6. Extent of user base If you choose a fringe technology, it will impact your ability to find external support as well as to hire and train internal staff to operate the technology. The broader the adoption of the technology,
particularly within your geography and industry sector, the more likely you will be able to hire qualified staff. There will also be more support available, both from third parties and from online forums such as stack overflow and slack groups. Similarly, a widely used, open-source technology is more likely to be kept up to date and to have bugs and usability issues quickly flagged and repaired.
7. Open source vs proprietary If you use open-source technology, you’ll be able to quickly leverage the efforts of the wider community and save
development time and licensing fees. As we mentioned above, your situation may dictate that you use proprietary technologies considered to be tried and true, and which come with strong service-level agreements.
8. Industry buzz Recruiting talent within the big data and data science
domains is very difficult. Using the newest software frameworks, databases, algorithms and libraries will increase your ability to recruit top talent.
9. Future vision of the technology If your organization is an early technology adopter, you’ll want to give preference to technologies that are quick to integrate and adapt to the technology space around them. For example, we mentioned earlier how Python is often the first language supported by new big data technologies, but that many algorithms in academia are developed in R. In addition, early consumers of new data types will want to choose an ETL or BI tool known to quickly add new data sources.
Ask vendors about their forward-looking visions. One of Gartner’s two axes in their Magic Quadrant is ‘completeness of vision,’ which incorporates vendors’ product strategies.
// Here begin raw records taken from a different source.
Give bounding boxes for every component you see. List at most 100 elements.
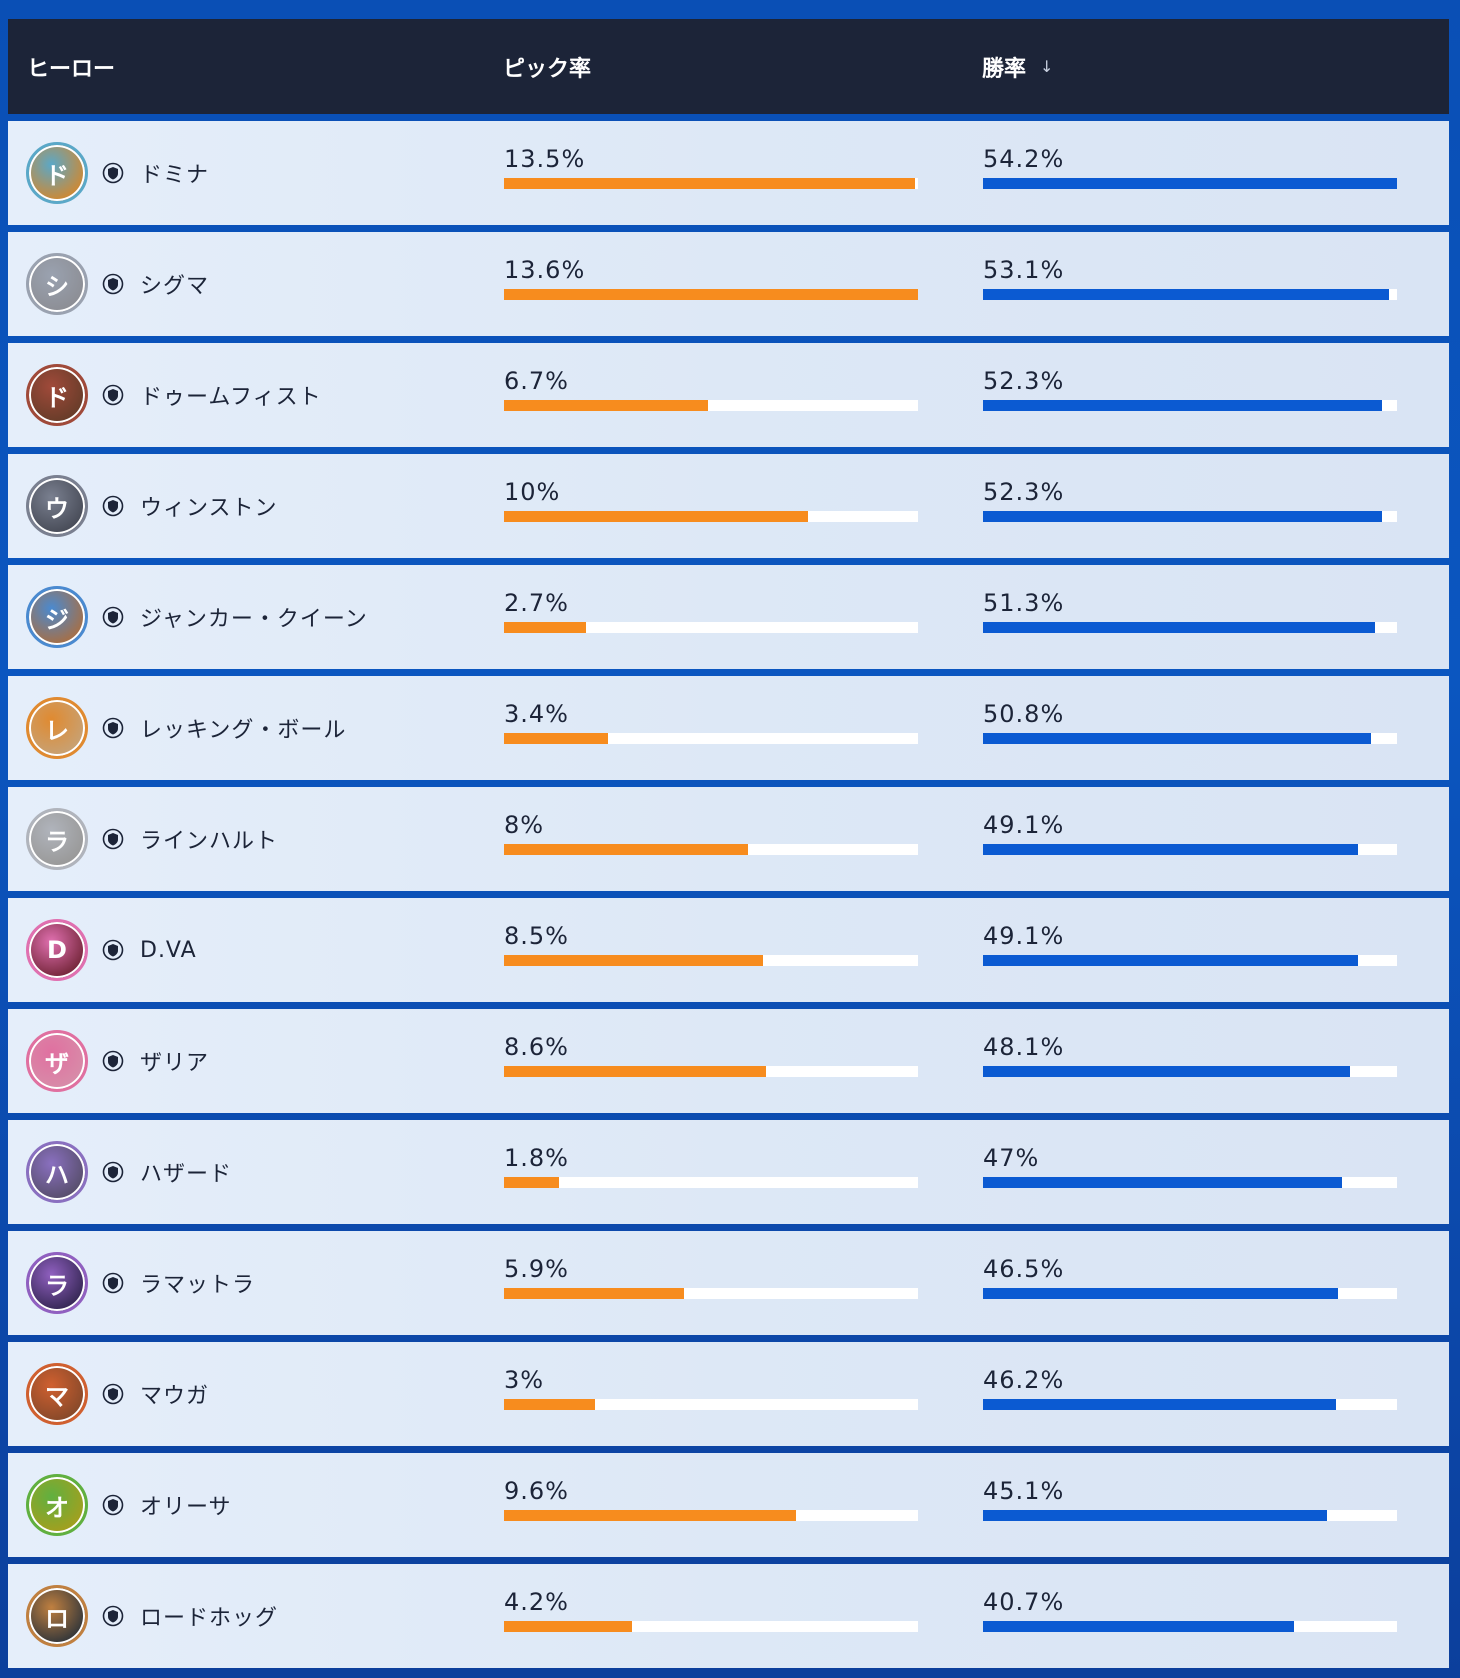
win-rate-value: 54.2% [983, 145, 1065, 173]
table-row[interactable]: ロ ロードホッグ 4.2% 40.7% [8, 1564, 1449, 1668]
hero-avatar: ラ [26, 808, 88, 870]
header-hero[interactable]: ヒーロー [27, 56, 116, 82]
pick-rate-bar-track [504, 1621, 918, 1632]
hero-name[interactable]: マウガ [140, 1384, 210, 1409]
hero-avatar-initial: ロ [45, 1604, 69, 1633]
table-row[interactable]: ジ ジャンカー・クイーン 2.7% 51.3% [8, 565, 1449, 669]
tank-role-icon [102, 939, 124, 961]
table-row[interactable]: ウ ウィンストン 10% 52.3% [8, 454, 1449, 558]
hero-name[interactable]: ドゥームフィスト [140, 385, 322, 410]
win-rate-cell: 52.3% [983, 343, 1449, 447]
pick-rate-cell: 8.5% [504, 898, 983, 1002]
hero-avatar-initial: D [47, 936, 67, 964]
pick-rate-value: 9.6% [504, 1477, 569, 1505]
tank-role-icon [102, 1383, 124, 1405]
pick-rate-bar [504, 289, 918, 300]
win-rate-cell: 54.2% [983, 121, 1449, 225]
sort-down-icon[interactable]: ↓ [1040, 57, 1054, 76]
hero-name[interactable]: レッキング・ボール [140, 718, 347, 743]
table-row[interactable]: オ オリーサ 9.6% 45.1% [8, 1453, 1449, 1557]
table-row[interactable]: ラ ラマットラ 5.9% 46.5% [8, 1231, 1449, 1335]
win-rate-value: 40.7% [983, 1588, 1065, 1616]
header-win-rate[interactable]: 勝率 ↓ [982, 51, 1449, 83]
table-row[interactable]: シ シグマ 13.6% 53.1% [8, 232, 1449, 336]
table-row[interactable]: ザ ザリア 8.6% 48.1% [8, 1009, 1449, 1113]
hero-cell: ウ ウィンストン [8, 475, 504, 537]
hero-cell: マ マウガ [8, 1363, 504, 1425]
win-rate-bar [983, 1621, 1294, 1632]
win-rate-cell: 45.1% [983, 1453, 1449, 1557]
hero-avatar-initial: マ [45, 1382, 69, 1411]
win-rate-bar-track [983, 178, 1397, 189]
hero-avatar: D [26, 919, 88, 981]
pick-rate-cell: 3% [504, 1342, 983, 1446]
win-rate-value: 47% [983, 1144, 1040, 1172]
table-row[interactable]: D D.VA 8.5% 49.1% [8, 898, 1449, 1002]
table-row[interactable]: ド ドゥームフィスト 6.7% 52.3% [8, 343, 1449, 447]
pick-rate-cell: 1.8% [504, 1120, 983, 1224]
hero-name[interactable]: ドミナ [140, 163, 210, 188]
hero-name[interactable]: D.VA [140, 937, 197, 963]
win-rate-value: 48.1% [983, 1033, 1065, 1061]
hero-cell: ド ドミナ [8, 142, 504, 204]
hero-avatar: ハ [26, 1141, 88, 1203]
pick-rate-bar-track [504, 844, 918, 855]
hero-avatar: ロ [26, 1585, 88, 1647]
pick-rate-value: 6.7% [504, 367, 569, 395]
hero-name[interactable]: ジャンカー・クイーン [140, 607, 368, 632]
win-rate-bar [983, 1066, 1350, 1077]
pick-rate-bar [504, 1177, 559, 1188]
win-rate-bar-track [983, 1288, 1397, 1299]
win-rate-bar [983, 1399, 1336, 1410]
pick-rate-value: 8.5% [504, 922, 569, 950]
hero-name[interactable]: ハザード [140, 1162, 233, 1187]
table-body: ド ドミナ 13.5% 54.2% シ [8, 121, 1449, 1668]
hero-name[interactable]: ロードホッグ [140, 1606, 279, 1631]
win-rate-cell: 49.1% [983, 787, 1449, 891]
tank-role-icon [102, 495, 124, 517]
pick-rate-value: 13.6% [504, 256, 586, 284]
hero-name[interactable]: ラマットラ [140, 1273, 256, 1298]
table-row[interactable]: マ マウガ 3% 46.2% [8, 1342, 1449, 1446]
hero-avatar: ザ [26, 1030, 88, 1092]
win-rate-cell: 40.7% [983, 1564, 1449, 1668]
hero-name[interactable]: シグマ [140, 274, 210, 299]
pick-rate-bar-track [504, 1066, 918, 1077]
tank-role-icon [102, 1494, 124, 1516]
hero-avatar-initial: ジ [45, 605, 69, 634]
pick-rate-value: 5.9% [504, 1255, 569, 1283]
win-rate-bar-track [983, 289, 1397, 300]
table-row[interactable]: ド ドミナ 13.5% 54.2% [8, 121, 1449, 225]
win-rate-value: 52.3% [983, 367, 1065, 395]
pick-rate-value: 3% [504, 1366, 545, 1394]
pick-rate-bar-track [504, 289, 918, 300]
pick-rate-bar [504, 955, 763, 966]
win-rate-bar-track [983, 1510, 1397, 1521]
hero-cell: ラ ラインハルト [8, 808, 504, 870]
win-rate-value: 51.3% [983, 589, 1065, 617]
pick-rate-bar [504, 511, 808, 522]
pick-rate-cell: 6.7% [504, 343, 983, 447]
win-rate-bar-track [983, 400, 1397, 411]
win-rate-bar [983, 289, 1389, 300]
table-row[interactable]: レ レッキング・ボール 3.4% 50.8% [8, 676, 1449, 780]
pick-rate-bar [504, 400, 708, 411]
hero-name[interactable]: ウィンストン [140, 496, 278, 521]
win-rate-bar [983, 955, 1358, 966]
pick-rate-bar-track [504, 955, 918, 966]
win-rate-cell: 50.8% [983, 676, 1449, 780]
hero-avatar-initial: ド [45, 161, 69, 190]
win-rate-cell: 53.1% [983, 232, 1449, 336]
hero-name[interactable]: ラインハルト [140, 829, 279, 854]
hero-cell: D D.VA [8, 919, 504, 981]
win-rate-cell: 49.1% [983, 898, 1449, 1002]
header-pick-rate[interactable]: ピック率 [503, 56, 592, 82]
win-rate-bar-track [983, 733, 1397, 744]
hero-name[interactable]: オリーサ [140, 1495, 232, 1520]
hero-name[interactable]: ザリア [140, 1051, 210, 1076]
hero-avatar: シ [26, 253, 88, 315]
table-row[interactable]: ハ ハザード 1.8% 47% [8, 1120, 1449, 1224]
hero-avatar: オ [26, 1474, 88, 1536]
win-rate-value: 53.1% [983, 256, 1065, 284]
table-row[interactable]: ラ ラインハルト 8% 49.1% [8, 787, 1449, 891]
10. Freedom to customize the technology Will you be satisfied using the technology out of the box, or will you want to view and modify the code? If you are integrating the technology into a product for resale, check the
licensing restrictions.
11. Risks involved with adopting a technology Cutting-edge technologies will be less well tested, and hence higher risk. An outsourced as a Service brings additional reliance on third parties, and vendor solutions depend on vendor support.
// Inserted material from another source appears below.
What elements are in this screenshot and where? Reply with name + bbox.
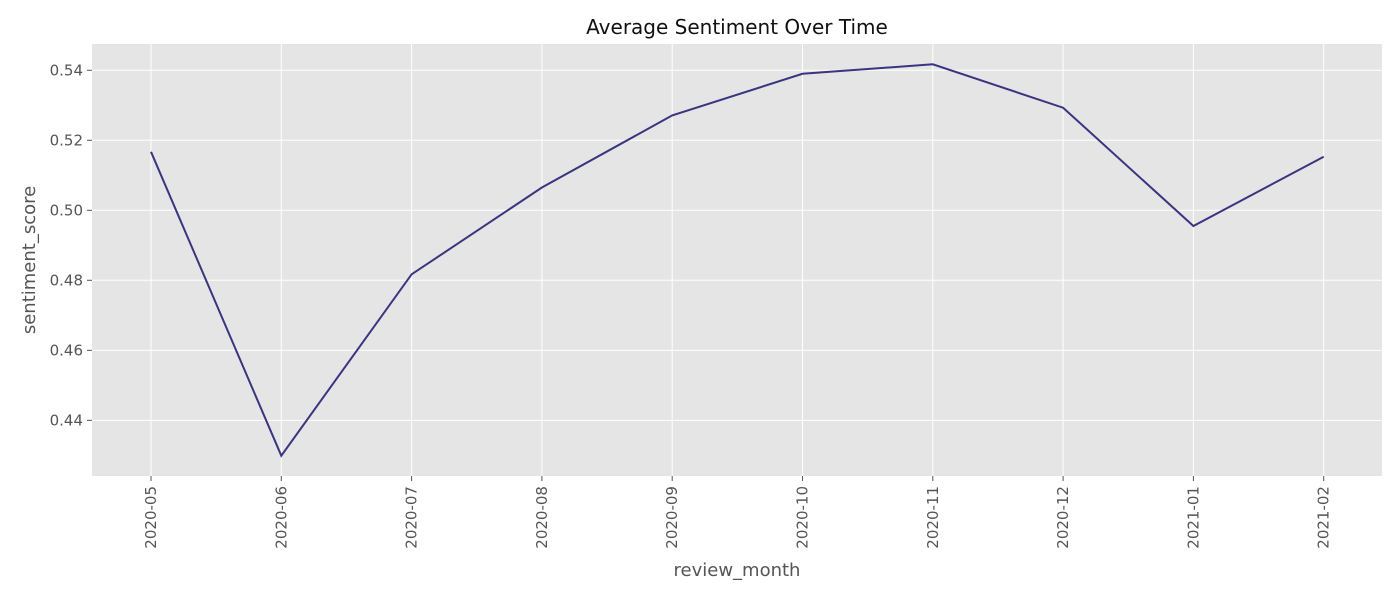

Big data technologies are fascinating, and they are developing rapidly. But you can’t build a programme on technology alone. In the next chapter, I’ll talk about the most critical resource you’ll need, which is also the most difficult to secure:
your analytics team.
Takeaways
You’ll need to make choices related to hardware, use of cloud, data transfer, analytic tools and data delivery (BI).
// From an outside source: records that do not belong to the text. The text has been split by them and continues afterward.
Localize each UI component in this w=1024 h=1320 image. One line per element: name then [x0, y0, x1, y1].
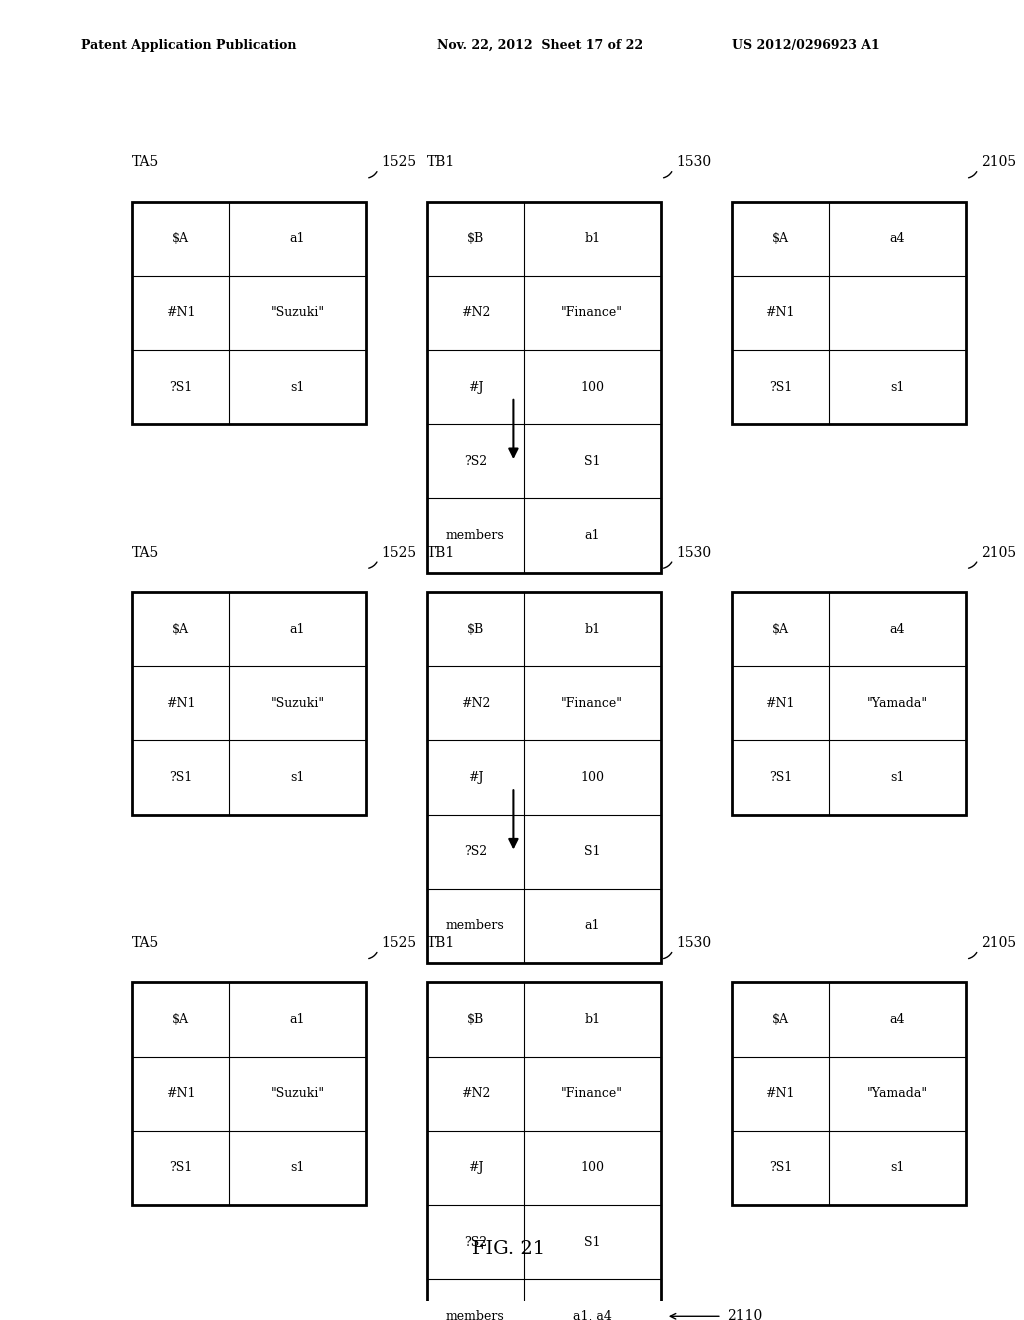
Text: #N1: #N1: [166, 306, 196, 319]
Text: S1: S1: [584, 455, 600, 467]
Text: s1: s1: [290, 771, 304, 784]
Text: ?S2: ?S2: [464, 845, 486, 858]
FancyBboxPatch shape: [427, 202, 660, 573]
Text: $A: $A: [172, 232, 189, 246]
FancyBboxPatch shape: [732, 982, 966, 1205]
Text: "Suzuki": "Suzuki": [270, 306, 325, 319]
Text: $A: $A: [772, 623, 788, 636]
Text: a4: a4: [890, 232, 905, 246]
Text: 1530: 1530: [676, 936, 712, 950]
Text: #N1: #N1: [766, 306, 795, 319]
Text: $A: $A: [772, 1012, 788, 1026]
Text: s1: s1: [890, 1162, 904, 1175]
Text: Nov. 22, 2012  Sheet 17 of 22: Nov. 22, 2012 Sheet 17 of 22: [437, 40, 643, 51]
Text: $A: $A: [772, 232, 788, 246]
FancyBboxPatch shape: [732, 593, 966, 814]
Text: ?S1: ?S1: [769, 771, 792, 784]
Text: #N1: #N1: [766, 1088, 795, 1101]
Text: a1: a1: [290, 1012, 305, 1026]
Text: 100: 100: [581, 771, 604, 784]
Text: members: members: [445, 920, 505, 932]
Text: $B: $B: [467, 1012, 484, 1026]
Text: a4: a4: [890, 623, 905, 636]
Text: #J: #J: [468, 380, 483, 393]
Text: s1: s1: [290, 1162, 304, 1175]
Text: "Suzuki": "Suzuki": [270, 697, 325, 710]
Text: a1: a1: [290, 232, 305, 246]
Text: 100: 100: [581, 1162, 604, 1175]
Text: 2110: 2110: [727, 1309, 762, 1320]
FancyBboxPatch shape: [732, 202, 966, 424]
Text: a1: a1: [585, 920, 600, 932]
Text: 1525: 1525: [381, 156, 417, 169]
Text: #J: #J: [468, 771, 483, 784]
Text: ?S1: ?S1: [169, 771, 193, 784]
FancyBboxPatch shape: [132, 982, 366, 1205]
Text: b1: b1: [584, 623, 600, 636]
Text: #N2: #N2: [461, 697, 489, 710]
Text: #N1: #N1: [166, 697, 196, 710]
Text: "Suzuki": "Suzuki": [270, 1088, 325, 1101]
Text: b1: b1: [584, 1012, 600, 1026]
Text: ?S1: ?S1: [769, 380, 792, 393]
Text: "Finance": "Finance": [561, 697, 624, 710]
Text: 100: 100: [581, 380, 604, 393]
Text: 1525: 1525: [381, 545, 417, 560]
Text: s1: s1: [890, 380, 904, 393]
Text: "Finance": "Finance": [561, 1088, 624, 1101]
Text: "Yamada": "Yamada": [866, 1088, 928, 1101]
Text: #N2: #N2: [461, 1088, 489, 1101]
Text: members: members: [445, 1309, 505, 1320]
Text: 1530: 1530: [676, 156, 712, 169]
FancyBboxPatch shape: [427, 982, 660, 1320]
Text: $B: $B: [467, 232, 484, 246]
Text: TB1: TB1: [427, 545, 456, 560]
Text: TB1: TB1: [427, 936, 456, 950]
Text: ?S2: ?S2: [464, 455, 486, 467]
Text: S1: S1: [584, 1236, 600, 1249]
Text: s1: s1: [890, 771, 904, 784]
Text: Patent Application Publication: Patent Application Publication: [81, 40, 297, 51]
FancyBboxPatch shape: [132, 593, 366, 814]
Text: "Yamada": "Yamada": [866, 697, 928, 710]
Text: ?S1: ?S1: [169, 380, 193, 393]
Text: #N1: #N1: [766, 697, 795, 710]
Text: $A: $A: [172, 623, 189, 636]
Text: a4: a4: [890, 1012, 905, 1026]
Text: "Finance": "Finance": [561, 306, 624, 319]
Text: FIG. 21: FIG. 21: [472, 1241, 545, 1258]
Text: ?S1: ?S1: [169, 1162, 193, 1175]
FancyBboxPatch shape: [427, 593, 660, 964]
Text: TA5: TA5: [132, 936, 160, 950]
Text: #N1: #N1: [166, 1088, 196, 1101]
Text: b1: b1: [584, 232, 600, 246]
Text: $B: $B: [467, 623, 484, 636]
Text: TA5: TA5: [132, 545, 160, 560]
Text: 2105: 2105: [981, 156, 1016, 169]
Text: $A: $A: [172, 1012, 189, 1026]
Text: TB1: TB1: [427, 156, 456, 169]
Text: ?S1: ?S1: [769, 1162, 792, 1175]
Text: 2105: 2105: [981, 936, 1016, 950]
Text: #J: #J: [468, 1162, 483, 1175]
Text: #N2: #N2: [461, 306, 489, 319]
FancyBboxPatch shape: [132, 202, 366, 424]
Text: TA5: TA5: [132, 156, 160, 169]
Text: a1: a1: [290, 623, 305, 636]
Text: a1, a4: a1, a4: [572, 1309, 611, 1320]
Text: S1: S1: [584, 845, 600, 858]
Text: ?S2: ?S2: [464, 1236, 486, 1249]
Text: 1530: 1530: [676, 545, 712, 560]
Text: a1: a1: [585, 529, 600, 543]
Text: 1525: 1525: [381, 936, 417, 950]
Text: 2105: 2105: [981, 545, 1016, 560]
Text: US 2012/0296923 A1: US 2012/0296923 A1: [732, 40, 880, 51]
Text: members: members: [445, 529, 505, 543]
Text: s1: s1: [290, 380, 304, 393]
Companies are increasing use of cloud solutions, but some concerns remain.
As-a-Service offerings can free you to focus on your core differentiators.
Stakeholder requirements and preferences will play a crucial role in technology decisions, particularly for BI tooling.
Consider several important factors as you decide between competing technologies.
Ask yourself
What parts of your infrastructure and software could you replace with as-a- Service offerings to allow you to focus more on your core differentiators?
Are you experiencing integration difficulties from utilizing too many
different technologies? What steps are you taking to assess these difficulties and to standardize your technology where necessary? Consider the tradeoff between costs and benefits for such a process.
Who in your company or professional network can provide you with broad, unbiased insights into available technologies? Consider what industry conferences might be helpful in this.
Consider your organization’s growth projections. How long will it be before the technologies you are using today are either unable to handle your data needs or become prohibitively expensive for the scale you’ll need to use them at?